The Tampa VA set up its hypertension clinic as a chronic disease maintenance program that includes an initial patient meeting with a cardiologist, who then sets up that patient’s program with the pharmacy. Clinical pharmacists can follow up up on medication decisions.
"Liability was an issue early on, but after the physicians and the clinic directors became familiar with how the pharmacists were treating patients, and finding out that we’re often more conservative, it’s really not an issue anymore," Mowrey explains. He also says the clinical pharmacist capabilities have become a good recruiting tool for the VAs. None of his clinical pharmacists dispenses.
Catching up in other settings
While the VA system may be leading the charge in collaborative practice, managed care facilities and traditional acute care hospitals are establishing their own inroads.

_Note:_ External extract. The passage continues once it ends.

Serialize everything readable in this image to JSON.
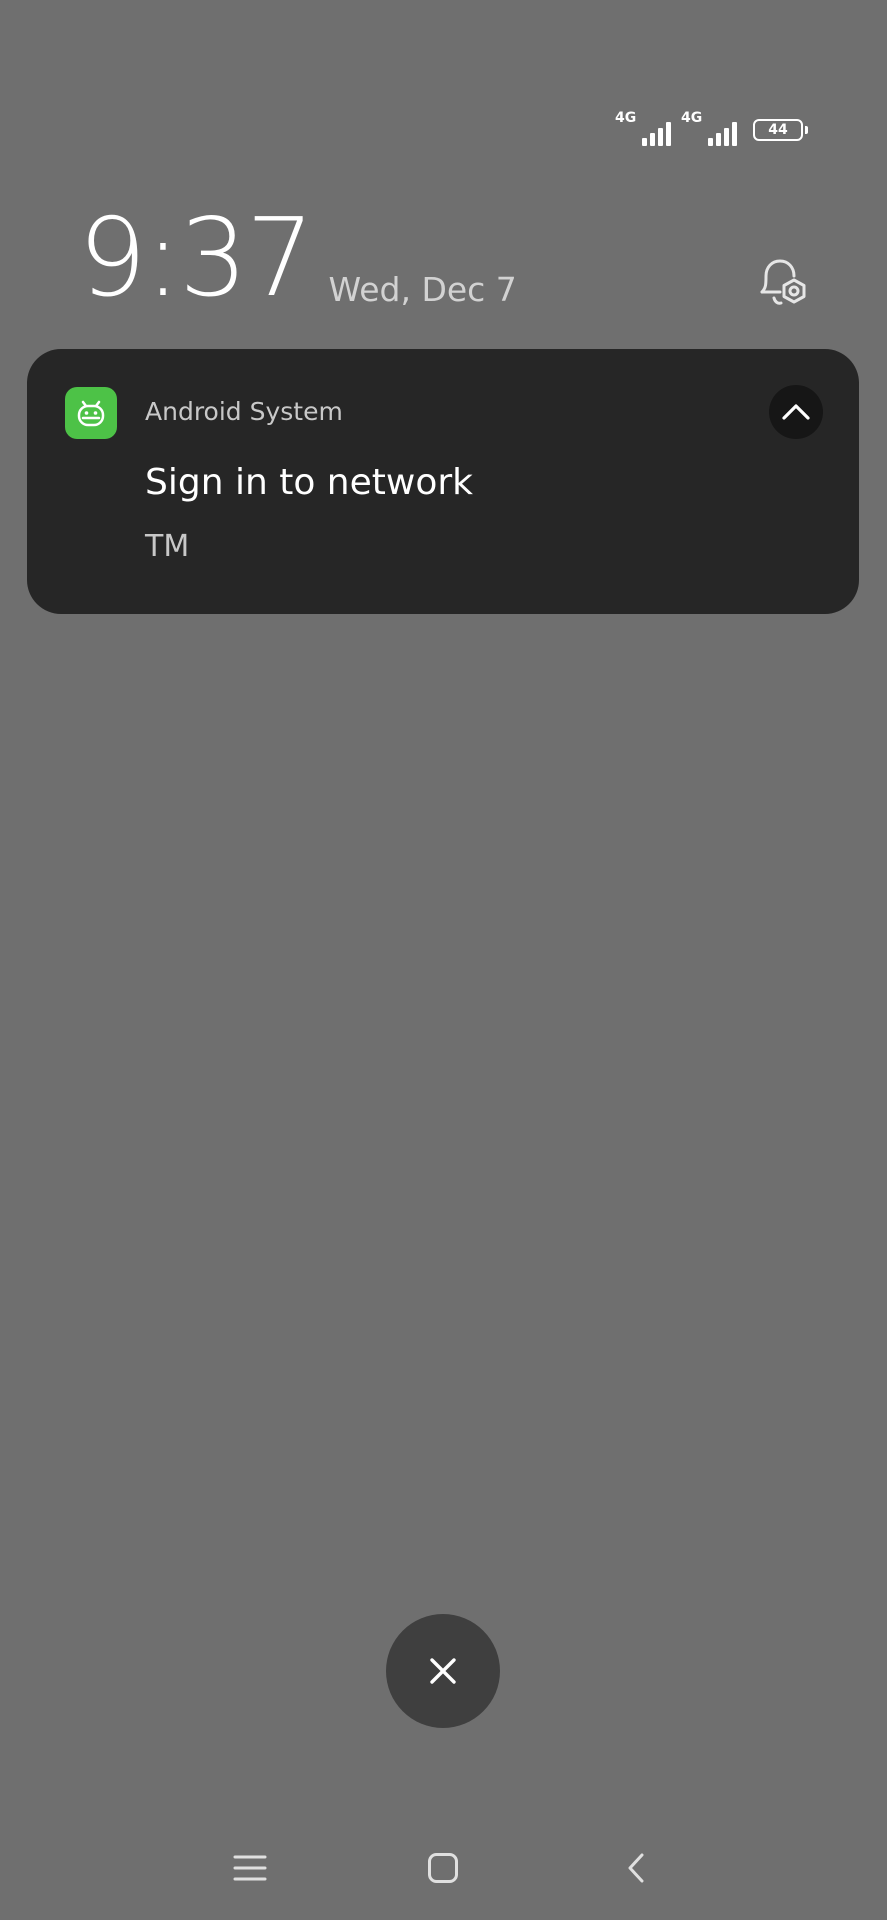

Community pharmacists, on the other hand, are finding it harder to set up similar programs without the basic availability of a physician on site.
At Scott & White Hospital in Temple, TX, pharmacists manage patients and prescribe medications in the anticoagulation, lipids, and women’s health clinics, says Barry Browne, PharmD, coordinator of drug information services. Although a medical director oversees the clinics, the pharmacists are charged with managing their care. Texas law allows pharmacist to prescribe by protocol. (See state law summaries, p. 5.)
"I don’t think of PharmD specialists as physician extenders," Browne says. "I think our clinical practices are collaborative endeavors and collaborations with physicians." He adds that Scott & White is looking at expanding the programs to include osteoporosis, diabetes, and refill clinics.
At a managed care facility in Long Beach, CA, the Harriman Jones Medical Group, clinical pharmacists follow a similar protocol-driven approach. The prescribing guideline protocol was established by pharmacists and physicians and focuses on drug uses, duration, dosing, and interactions. The pharmacists double-check physicians who fail to follow the guidelines, and they prompt interventions and counsel physicians and patients on drug changes.
Patients who initially come into the anticoagulation clinic consult with a pharmacist and communicate to the staff any drug changes an outside doctor may prescribe. Regular blood work and checkups every six weeks are urged.